The purpose of this note is to describe a functor which provides a framework for certain constructions in topology. It is related to the sets \( (E,\pi,B,X,q) \) described in [1960] and is particularly adapted to discussing the limit of repeated modifications of triangulable spaces. Roughly speaking, one forms a space \( X\Delta K \) by replacing each top dimensional simplex of a complex \( K \) with a copy of a space \( X \). If in addition there are mappings on the spaces \( X \), \( K \), these induce a mapping on the new space \( X\Delta K \).
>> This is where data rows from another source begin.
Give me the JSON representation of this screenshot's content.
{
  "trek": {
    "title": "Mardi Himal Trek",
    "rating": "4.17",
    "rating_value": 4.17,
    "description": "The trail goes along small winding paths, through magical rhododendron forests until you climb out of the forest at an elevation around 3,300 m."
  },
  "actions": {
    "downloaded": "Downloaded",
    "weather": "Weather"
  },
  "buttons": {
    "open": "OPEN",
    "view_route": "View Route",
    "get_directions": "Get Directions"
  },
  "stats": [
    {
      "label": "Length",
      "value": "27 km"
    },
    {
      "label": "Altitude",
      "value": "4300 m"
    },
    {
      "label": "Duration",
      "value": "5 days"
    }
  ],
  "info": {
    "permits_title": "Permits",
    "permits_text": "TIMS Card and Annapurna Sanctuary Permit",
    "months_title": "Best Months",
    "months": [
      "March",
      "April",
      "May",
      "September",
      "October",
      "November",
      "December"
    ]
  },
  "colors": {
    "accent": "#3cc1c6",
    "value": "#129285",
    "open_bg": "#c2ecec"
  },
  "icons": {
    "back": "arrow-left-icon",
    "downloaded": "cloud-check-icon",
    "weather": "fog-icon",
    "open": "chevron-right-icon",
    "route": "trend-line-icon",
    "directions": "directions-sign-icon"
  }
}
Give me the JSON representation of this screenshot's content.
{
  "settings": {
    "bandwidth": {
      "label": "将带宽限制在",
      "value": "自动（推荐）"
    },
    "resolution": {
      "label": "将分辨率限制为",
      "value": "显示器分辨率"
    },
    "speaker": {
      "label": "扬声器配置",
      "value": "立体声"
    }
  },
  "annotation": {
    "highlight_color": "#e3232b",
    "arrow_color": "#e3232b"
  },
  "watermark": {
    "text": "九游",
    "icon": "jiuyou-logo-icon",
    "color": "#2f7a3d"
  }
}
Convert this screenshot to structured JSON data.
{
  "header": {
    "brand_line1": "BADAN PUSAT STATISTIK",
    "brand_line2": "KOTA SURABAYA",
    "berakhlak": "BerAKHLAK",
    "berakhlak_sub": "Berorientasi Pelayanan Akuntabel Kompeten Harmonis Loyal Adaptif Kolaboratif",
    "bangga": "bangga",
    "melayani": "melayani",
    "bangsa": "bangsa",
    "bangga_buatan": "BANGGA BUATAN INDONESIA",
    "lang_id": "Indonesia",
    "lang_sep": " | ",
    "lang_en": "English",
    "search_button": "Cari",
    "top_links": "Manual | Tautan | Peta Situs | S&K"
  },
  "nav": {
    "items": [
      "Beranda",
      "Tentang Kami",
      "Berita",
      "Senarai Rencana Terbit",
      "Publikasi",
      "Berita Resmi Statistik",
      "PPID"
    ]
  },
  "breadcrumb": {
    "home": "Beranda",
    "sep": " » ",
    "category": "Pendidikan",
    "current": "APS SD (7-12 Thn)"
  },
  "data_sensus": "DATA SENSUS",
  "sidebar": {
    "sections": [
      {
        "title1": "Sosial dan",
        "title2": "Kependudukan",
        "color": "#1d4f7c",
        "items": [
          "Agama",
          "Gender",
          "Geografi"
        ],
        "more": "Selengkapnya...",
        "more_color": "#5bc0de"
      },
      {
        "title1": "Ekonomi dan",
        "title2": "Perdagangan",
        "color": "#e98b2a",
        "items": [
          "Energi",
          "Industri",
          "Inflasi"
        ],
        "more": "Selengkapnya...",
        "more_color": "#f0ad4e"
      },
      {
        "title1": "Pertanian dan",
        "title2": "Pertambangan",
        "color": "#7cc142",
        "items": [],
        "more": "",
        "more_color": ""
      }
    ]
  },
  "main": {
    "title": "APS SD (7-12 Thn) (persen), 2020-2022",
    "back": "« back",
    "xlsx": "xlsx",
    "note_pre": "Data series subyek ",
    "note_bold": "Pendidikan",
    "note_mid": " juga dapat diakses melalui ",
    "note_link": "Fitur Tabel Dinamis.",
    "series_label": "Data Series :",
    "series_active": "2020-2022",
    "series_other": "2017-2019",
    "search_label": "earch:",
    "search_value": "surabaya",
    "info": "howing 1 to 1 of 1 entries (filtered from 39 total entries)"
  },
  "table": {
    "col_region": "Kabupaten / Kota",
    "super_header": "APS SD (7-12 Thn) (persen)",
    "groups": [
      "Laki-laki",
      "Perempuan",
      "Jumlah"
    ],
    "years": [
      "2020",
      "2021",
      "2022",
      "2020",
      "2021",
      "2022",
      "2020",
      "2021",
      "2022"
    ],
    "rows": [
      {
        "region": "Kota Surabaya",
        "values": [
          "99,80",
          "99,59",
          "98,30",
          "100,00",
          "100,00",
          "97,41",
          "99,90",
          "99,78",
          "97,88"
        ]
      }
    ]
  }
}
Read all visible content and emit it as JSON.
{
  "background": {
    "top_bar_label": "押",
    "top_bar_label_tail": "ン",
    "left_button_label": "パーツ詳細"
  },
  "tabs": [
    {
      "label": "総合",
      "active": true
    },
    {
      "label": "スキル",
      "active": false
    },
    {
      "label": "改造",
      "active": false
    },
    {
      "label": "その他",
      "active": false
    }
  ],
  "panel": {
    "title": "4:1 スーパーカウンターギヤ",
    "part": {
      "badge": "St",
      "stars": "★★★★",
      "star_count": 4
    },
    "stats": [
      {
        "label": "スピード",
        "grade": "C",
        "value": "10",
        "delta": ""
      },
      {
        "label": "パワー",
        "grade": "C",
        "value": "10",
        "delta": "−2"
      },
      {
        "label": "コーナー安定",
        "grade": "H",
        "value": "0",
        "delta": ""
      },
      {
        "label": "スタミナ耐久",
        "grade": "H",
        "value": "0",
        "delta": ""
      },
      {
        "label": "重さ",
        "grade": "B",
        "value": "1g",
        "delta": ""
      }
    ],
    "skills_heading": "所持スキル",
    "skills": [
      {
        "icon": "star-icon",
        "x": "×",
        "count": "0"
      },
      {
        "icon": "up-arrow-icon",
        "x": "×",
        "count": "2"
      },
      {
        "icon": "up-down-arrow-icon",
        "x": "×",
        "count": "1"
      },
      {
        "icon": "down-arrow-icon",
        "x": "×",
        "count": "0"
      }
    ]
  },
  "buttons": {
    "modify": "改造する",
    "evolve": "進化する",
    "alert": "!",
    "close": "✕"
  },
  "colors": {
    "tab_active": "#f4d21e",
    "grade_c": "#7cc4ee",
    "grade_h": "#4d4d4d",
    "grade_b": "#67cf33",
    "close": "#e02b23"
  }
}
It has been called to my attention that several authors have considered analogous functors (though not as far as I know, in written form). This is not surprising inasmuch as \( X \Delta K \) is defined just as the Whitney sum of two bundles.
Though the principal applications of this functor are to be found elsewhere, in a paper by Frank Raymond and the author [1960, 1963] and a forthcoming paper by the author, three famous examples [Pontrjagin 1930; Boltyanskii 1951; Kolmogoroff 1937] are given as applications in the last section. Two of these are in dimension theory proper, but the third is essentially about transformation groups.
It is hoped that the reader will find our description of Boltyanskii’s example easier than the original, as a simpler, more homogeneous version is given. In addition, in our version of Kolmogoroff’s example, the group acts without fixed points. This answers a question raised by Anderson [1957].